In the post-covid world, the infrastructure development in the Aviation sector by the AAI is going to play twin roles, firstly, it will develop the economy and make air travel affordable for the majority of the population. Secondly, it will also help in achieving the said SDGs.  

Way forward – future of Airlines Sector

Despite several government measures in the aviation sector, the airlines in India are still trying to cope up with the losses. The condition of the aviation sector can be estimated by the fact that two major airlines, Kingfisher and Jet Airways have failed in the last 10 years. Further, regular lockdowns during Covid-19 have only added to the miseries of airline operators, resulting in a high level of insolvency risk, which has a potential to impact the entire industry, including airports.

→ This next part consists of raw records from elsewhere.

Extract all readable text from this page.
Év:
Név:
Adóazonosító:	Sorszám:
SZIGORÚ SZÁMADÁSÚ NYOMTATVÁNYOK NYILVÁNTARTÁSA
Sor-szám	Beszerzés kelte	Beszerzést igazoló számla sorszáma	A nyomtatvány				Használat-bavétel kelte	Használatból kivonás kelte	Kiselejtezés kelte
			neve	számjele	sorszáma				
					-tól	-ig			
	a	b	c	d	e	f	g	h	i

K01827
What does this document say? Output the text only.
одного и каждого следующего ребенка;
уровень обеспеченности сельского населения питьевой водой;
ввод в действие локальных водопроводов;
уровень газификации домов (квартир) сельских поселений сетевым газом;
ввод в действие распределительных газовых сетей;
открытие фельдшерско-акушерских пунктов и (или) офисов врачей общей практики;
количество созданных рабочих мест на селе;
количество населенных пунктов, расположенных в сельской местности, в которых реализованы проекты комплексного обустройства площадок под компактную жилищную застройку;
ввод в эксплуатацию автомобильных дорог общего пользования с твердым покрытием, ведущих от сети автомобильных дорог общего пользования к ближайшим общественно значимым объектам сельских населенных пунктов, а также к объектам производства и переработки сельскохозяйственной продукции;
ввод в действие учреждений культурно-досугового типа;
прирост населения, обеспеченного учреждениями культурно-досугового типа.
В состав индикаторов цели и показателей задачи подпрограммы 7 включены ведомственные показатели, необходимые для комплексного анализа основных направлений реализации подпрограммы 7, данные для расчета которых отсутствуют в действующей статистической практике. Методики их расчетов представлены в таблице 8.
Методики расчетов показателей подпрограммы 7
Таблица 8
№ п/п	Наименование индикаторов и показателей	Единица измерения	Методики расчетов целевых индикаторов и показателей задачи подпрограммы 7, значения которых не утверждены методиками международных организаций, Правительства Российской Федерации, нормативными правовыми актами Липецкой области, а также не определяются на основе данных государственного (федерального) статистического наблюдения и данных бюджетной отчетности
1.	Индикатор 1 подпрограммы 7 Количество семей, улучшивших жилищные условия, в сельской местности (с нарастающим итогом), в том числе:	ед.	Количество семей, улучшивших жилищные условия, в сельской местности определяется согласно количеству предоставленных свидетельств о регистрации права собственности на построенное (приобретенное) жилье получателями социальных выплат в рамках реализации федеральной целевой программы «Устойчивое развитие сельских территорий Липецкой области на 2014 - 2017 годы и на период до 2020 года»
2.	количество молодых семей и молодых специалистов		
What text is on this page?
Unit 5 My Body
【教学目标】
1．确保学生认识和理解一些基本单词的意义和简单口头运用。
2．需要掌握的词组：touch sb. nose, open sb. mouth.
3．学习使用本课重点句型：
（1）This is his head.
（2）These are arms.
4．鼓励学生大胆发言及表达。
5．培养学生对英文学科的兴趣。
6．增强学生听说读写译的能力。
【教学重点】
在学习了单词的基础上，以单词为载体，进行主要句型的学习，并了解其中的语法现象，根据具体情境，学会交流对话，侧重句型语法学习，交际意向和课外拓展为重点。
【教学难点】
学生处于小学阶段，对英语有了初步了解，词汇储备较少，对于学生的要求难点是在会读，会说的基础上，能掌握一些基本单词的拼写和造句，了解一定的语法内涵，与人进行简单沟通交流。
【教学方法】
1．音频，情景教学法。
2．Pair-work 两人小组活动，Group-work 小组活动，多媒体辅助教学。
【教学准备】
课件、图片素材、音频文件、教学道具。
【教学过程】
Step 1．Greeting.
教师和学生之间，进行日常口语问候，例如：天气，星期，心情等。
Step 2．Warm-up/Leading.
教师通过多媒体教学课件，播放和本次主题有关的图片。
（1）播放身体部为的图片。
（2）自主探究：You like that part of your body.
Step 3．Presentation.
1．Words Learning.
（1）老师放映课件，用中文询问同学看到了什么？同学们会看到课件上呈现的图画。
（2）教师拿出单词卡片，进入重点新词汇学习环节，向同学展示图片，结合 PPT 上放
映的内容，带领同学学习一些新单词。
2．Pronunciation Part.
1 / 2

In a recent development, after a long wait the government has permitted airlines to operate a maximum of 85 percent of their pre-Covid domestic flights. It can only be hoped that this will bring a sigh of relief for airline operators. 

Going forward, it can be expected that competition is going to increase in this space. To begin with, Air India will have a new owner among SpiceJet or the Tata Group, who have placed their bids. With a new owner, aggressive transformation of the airline can be expected. Further, Jet Airways aims at restarting its domestic operations by first quarter of 2022, and international operations by third or fourth quarter of 2022. Apart from this, Akasa Airlines, led by Rakesh Jhunjhunwala, also plans to make an entry next year as an ultra-low-cost carrier.

These developments signal that the recovery of airlines will only be gradual and passenger traffic cannot be expected to reach pre-Covid levels in near future.